Dear GpLondon
I am not a respiratory therapist however i wouldnt think it would be a matter of trying to find some evidence for this particular case as opposed to looking at the precautions and contraindications for the maneovres. Now i think what that therapist did was very courageous and necessary, what we are trained to do when managing a critically ill patient as first protocol is not maintain airway patency which is critical to life. Ethically i would think that he should be alright if he has the CSP backing him up. Having said that, different hospitals have different policies. The question is was there a specialist who was more qualified to handle the situation at hand? we generally do not carry out any manual chest therapy on fractured ribs old or new if we havent got any evidence that it is safe to do so. where there x rays to prove that these fractures had healed sufficiently to accomodate such maneovres?

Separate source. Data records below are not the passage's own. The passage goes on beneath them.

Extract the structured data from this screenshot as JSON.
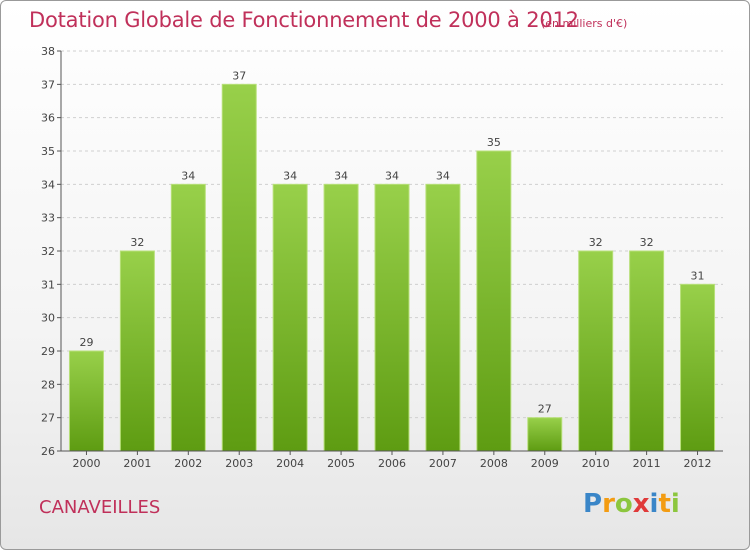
{
  "title": "Dotation Globale de Fonctionnement de 2000 à 2012",
  "unit": "(en milliers d'€)",
  "commune": "CANAVEILLES",
  "brand": {
    "name": "Proxiti",
    "letters": [
      {
        "ch": "P",
        "color": "#3a86c8"
      },
      {
        "ch": "r",
        "color": "#f39c12"
      },
      {
        "ch": "o",
        "color": "#8cc63e"
      },
      {
        "ch": "x",
        "color": "#e03a3a"
      },
      {
        "ch": "i",
        "color": "#3a86c8"
      },
      {
        "ch": "t",
        "color": "#f39c12"
      },
      {
        "ch": "i",
        "color": "#8cc63e"
      }
    ]
  },
  "colors": {
    "accent": "#c0305a",
    "bar_top": "#98d04a",
    "bar_bottom": "#5e9c12",
    "grid": "#d0d0d0",
    "axis": "#555555"
  },
  "chart_data": {
    "type": "bar",
    "categories": [
      "2000",
      "2001",
      "2002",
      "2003",
      "2004",
      "2005",
      "2006",
      "2007",
      "2008",
      "2009",
      "2010",
      "2011",
      "2012"
    ],
    "values": [
      29,
      32,
      34,
      37,
      34,
      34,
      34,
      34,
      35,
      27,
      32,
      32,
      31
    ],
    "ylim": [
      26,
      38
    ],
    "yticks": [
      26,
      27,
      28,
      29,
      30,
      31,
      32,
      33,
      34,
      35,
      36,
      37,
      38
    ],
    "grid": true,
    "data_labels": true
  }
}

when it comes to a life or death situation we are ethically bound to save a patient's life if we can or prolong it as much as we can unless the patient declines such input. did this therapist gain the consent of the patient's family/parents before carrying out this maneovres? was he qualified enough to have done what he did? these are the questions that would be asked... No evidence out there would back him up if he didnt gain parents consent to carry out a risky maneouvre like that. I guess at the end of day, he didnt do any harm so he probably will be let go on a warning im guessing. He will have to prove that the child's life was in danger and there wasnt any time to follow the procedures as i have asked above...for this he would need support of his peers, doctors, nurses, other physios.